Herndon understands from personal experience that not all paths to a degree look the same. She recently earned a doctorate in higher education at IU Bloomington while continuing to carry out her advising role in the College.
“Dr. Herndon began counseling me as a nontraditional student at Ivy Tech, returning to IU for the first time in a decade,” said Rachel Gray, a double major in Linguistics and African American and African Diaspora Studies. “She was a major part in my decision to come to IU and helped make the transition and transfer of credits seamless. Her advice has been a major part of my success at Indiana University.”
Herndon’s care for students has earned her the honor of being the only active advisor to receive the College’s Advisor of the Year award twice; she won her first award in 2009. It isn’t just the interest she shows in students’ academic progress that helps her forge such strong connections—it’s the way she cares for all aspects of their well-being.
“I appreciate Krystie because she so clearly cares about my life, but also because she welcomes people into her life by sharing updates about herself during our meetings,” said Mikhael Hayes, a Linguistics major. “I was really pleased to hear about her pursuit of a doctorate these past couple of years, and she even invited me to her dissertation defense.”
Herndon’s dissertation focused on the development of strong cultural identities among undergraduate students. Her work in the College has helped shape her own professional identity which now includes a campus-wide leadership role.
“Several years ago, I was invited to participate in a task force on the relationship of academic advising to all other entities on campus,” says Herndon. “My work on one of the task force sub-committees brought me to the attention of the Office of the Vice President for Undergraduate Education, and I was invited to join the design committee for the Advising Professional Contributions Tool, an electronic application used by all IUB advisors to articulate the many duties we perform in our jobs, outside of meeting with students.”
Herndon also maintains close relationships with faculty in the departments she represents. She is a member of the Undergraduate Affairs Committee in each of her departments and uses this position not only to learn about upcoming curriculum changes, but to inform faculty members how these changes could affect students.

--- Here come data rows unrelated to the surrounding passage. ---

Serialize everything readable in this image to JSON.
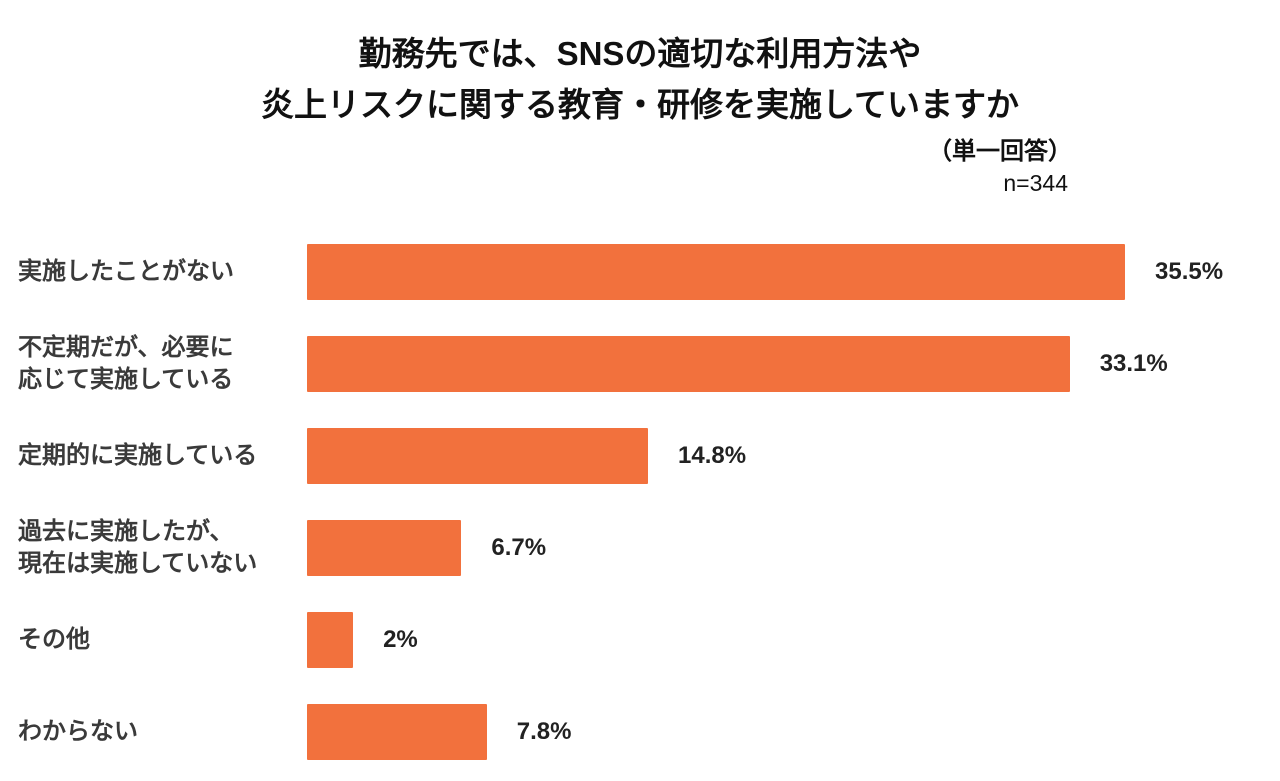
{
  "title": "勤務先では、SNSの適切な利用方法や\n炎上リスクに関する教育・研修を実施していますか",
  "subtitle": "（単一回答）",
  "sample_size": "n=344",
  "colors": {
    "bar": "#F2713D",
    "title_text": "#111111",
    "label_text": "#3A3A3A"
  },
  "chart_data": {
    "type": "bar",
    "orientation": "horizontal",
    "title": "勤務先では、SNSの適切な利用方法や炎上リスクに関する教育・研修を実施していますか",
    "subtitle": "（単一回答）",
    "n": 344,
    "categories": [
      "実施したことがない",
      "不定期だが、必要に\n応じて実施している",
      "定期的に実施している",
      "過去に実施したが、\n現在は実施していない",
      "その他",
      "わからない"
    ],
    "values": [
      35.5,
      33.1,
      14.8,
      6.7,
      2,
      7.8
    ],
    "value_labels": [
      "35.5%",
      "33.1%",
      "14.8%",
      "6.7%",
      "2%",
      "7.8%"
    ],
    "xmax": 35.5,
    "xlabel": "",
    "ylabel": "",
    "grid": false,
    "legend": "none"
  }
}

No matter how many projects she may find herself involved in or how many awards she may win, Herndon’s main goal is simple: “I want to leave a legacy of College alumni who maintain connections to the College and to their major departments,” she explained. “I want to encourage graduates to be willing and eager to share their experiences and professional networks with current students and recent graduates. As a born connector, I revel in keeping in touch with them during that long stretch past college…called life.”